Mit Deutschland hatte er zwar für immer gebrochen, nicht aber mit seinen deutschen Freunden. Direkt nach Kriegsende habe Otto Stern unter anderem Max von Laue oft Care-Pakete zukommen lassen, schreiben die Physiker Horst Schmidt-Böcking und Wolfgang Trage im „Physik Journal“. Briefe zeugten von dem Versuch von Laues, Stern wieder stärker an die deutschen Physiker zu binden, doch dies gelang nicht. 1969 starb Otto Stern in Berkeley an einem Herzinfarkt.
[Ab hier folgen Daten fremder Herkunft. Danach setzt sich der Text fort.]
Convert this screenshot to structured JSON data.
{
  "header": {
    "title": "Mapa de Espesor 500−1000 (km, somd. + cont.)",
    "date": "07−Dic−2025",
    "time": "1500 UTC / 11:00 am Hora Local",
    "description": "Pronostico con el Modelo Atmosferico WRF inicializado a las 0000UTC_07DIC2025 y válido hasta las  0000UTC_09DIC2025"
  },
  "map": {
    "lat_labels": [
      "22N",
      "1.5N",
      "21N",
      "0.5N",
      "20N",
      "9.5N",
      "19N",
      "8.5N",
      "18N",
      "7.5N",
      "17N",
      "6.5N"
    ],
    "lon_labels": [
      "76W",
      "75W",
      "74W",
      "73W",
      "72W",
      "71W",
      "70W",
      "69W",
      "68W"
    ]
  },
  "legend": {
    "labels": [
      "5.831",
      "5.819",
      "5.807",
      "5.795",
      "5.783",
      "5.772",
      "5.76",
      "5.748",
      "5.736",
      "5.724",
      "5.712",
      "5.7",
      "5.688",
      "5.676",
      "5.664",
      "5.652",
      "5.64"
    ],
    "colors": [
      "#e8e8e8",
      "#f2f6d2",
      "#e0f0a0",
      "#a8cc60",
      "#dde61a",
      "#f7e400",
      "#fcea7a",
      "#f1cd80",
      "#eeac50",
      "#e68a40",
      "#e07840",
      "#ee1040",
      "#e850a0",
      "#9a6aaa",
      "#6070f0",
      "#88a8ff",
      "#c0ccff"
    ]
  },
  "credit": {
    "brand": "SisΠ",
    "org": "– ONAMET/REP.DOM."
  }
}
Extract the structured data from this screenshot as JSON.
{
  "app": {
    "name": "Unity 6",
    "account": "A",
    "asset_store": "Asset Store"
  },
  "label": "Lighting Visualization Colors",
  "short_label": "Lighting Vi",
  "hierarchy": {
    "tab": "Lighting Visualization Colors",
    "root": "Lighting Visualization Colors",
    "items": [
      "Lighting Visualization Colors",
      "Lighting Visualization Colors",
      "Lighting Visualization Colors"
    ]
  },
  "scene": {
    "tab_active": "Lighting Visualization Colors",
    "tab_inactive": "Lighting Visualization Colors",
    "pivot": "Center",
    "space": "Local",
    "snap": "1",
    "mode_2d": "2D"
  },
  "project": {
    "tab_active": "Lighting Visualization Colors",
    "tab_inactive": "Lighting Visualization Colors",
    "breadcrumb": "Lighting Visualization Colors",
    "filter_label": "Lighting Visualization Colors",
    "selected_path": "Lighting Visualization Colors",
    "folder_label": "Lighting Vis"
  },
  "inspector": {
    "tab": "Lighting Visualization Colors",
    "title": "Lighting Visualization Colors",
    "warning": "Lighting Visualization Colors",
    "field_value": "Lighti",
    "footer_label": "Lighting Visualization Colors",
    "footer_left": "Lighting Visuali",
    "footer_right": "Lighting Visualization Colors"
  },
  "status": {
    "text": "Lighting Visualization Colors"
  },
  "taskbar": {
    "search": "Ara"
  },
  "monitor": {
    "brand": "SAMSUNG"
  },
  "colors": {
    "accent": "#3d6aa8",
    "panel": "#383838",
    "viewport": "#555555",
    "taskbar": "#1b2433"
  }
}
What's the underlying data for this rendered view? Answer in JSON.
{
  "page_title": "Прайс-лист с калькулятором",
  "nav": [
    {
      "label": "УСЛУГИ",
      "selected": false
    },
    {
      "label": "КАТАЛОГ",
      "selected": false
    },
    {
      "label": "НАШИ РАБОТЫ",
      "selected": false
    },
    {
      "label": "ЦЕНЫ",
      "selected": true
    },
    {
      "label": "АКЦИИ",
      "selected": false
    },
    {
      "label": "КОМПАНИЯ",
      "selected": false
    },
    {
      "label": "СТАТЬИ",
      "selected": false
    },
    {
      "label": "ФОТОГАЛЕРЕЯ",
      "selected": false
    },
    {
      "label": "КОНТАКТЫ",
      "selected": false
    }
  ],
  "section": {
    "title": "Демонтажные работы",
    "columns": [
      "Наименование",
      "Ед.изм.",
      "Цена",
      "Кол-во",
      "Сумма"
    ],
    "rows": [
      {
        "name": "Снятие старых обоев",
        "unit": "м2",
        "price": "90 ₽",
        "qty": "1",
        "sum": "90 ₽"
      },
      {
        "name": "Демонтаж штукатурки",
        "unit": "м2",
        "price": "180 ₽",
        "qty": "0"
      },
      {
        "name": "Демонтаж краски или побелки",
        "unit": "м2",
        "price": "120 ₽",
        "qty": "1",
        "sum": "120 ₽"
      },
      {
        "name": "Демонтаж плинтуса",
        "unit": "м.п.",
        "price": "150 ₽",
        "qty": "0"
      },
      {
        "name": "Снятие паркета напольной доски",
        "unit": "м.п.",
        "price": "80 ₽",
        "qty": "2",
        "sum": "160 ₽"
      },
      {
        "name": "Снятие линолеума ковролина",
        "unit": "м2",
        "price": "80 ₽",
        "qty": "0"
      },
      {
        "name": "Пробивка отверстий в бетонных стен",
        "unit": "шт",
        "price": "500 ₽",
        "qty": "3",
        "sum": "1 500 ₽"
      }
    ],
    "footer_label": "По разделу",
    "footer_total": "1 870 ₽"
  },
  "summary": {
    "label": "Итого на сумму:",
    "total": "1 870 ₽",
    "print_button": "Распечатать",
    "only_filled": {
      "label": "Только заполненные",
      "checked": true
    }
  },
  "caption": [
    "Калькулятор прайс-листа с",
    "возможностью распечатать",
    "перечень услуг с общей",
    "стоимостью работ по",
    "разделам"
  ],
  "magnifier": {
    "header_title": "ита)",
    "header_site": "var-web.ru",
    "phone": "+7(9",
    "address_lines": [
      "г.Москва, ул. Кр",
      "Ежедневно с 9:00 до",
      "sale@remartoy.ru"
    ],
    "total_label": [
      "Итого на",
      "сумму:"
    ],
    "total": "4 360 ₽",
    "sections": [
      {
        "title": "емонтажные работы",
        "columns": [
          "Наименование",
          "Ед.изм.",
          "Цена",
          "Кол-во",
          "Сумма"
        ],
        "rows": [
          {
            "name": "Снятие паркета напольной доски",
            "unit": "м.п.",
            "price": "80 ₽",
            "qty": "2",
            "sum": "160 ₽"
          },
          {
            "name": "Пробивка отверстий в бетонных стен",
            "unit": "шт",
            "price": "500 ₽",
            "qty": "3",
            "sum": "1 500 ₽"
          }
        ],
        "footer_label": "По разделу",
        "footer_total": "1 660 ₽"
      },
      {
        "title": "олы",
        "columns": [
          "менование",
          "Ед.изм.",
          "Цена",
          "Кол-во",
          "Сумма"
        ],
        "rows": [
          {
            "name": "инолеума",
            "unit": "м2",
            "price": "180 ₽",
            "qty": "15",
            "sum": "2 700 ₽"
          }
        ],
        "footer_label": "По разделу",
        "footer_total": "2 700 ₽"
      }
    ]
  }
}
An der Universität Hamburg halten sie das Andenken an den großen Wissenschaftler hoch. Forschte Otto Stern noch an Ensembles von Atomen, beschäftigen sich die Physiker an der Jungiusstraße 9 heute mit einzelnen Atomen, die sie mit einem speziellen Rastertunnelmikroskop manipulieren. Das Gerät hat keine Linsen und braucht kein Licht, sondern es ertastet die Oberfläche der winzigen Partikel mit einer extrem feinen Spitze. Dabei arbeiten die Forscher allerdings nicht mit Protonen, sondern sie nutzen das auch „Spin“ genannte magnetische Moment von Elektronen. Mithilfe dieser Eigenschaft lassen sich sehr wenige, womöglich sogar einzelne Atome als Datenspeicher nutzen.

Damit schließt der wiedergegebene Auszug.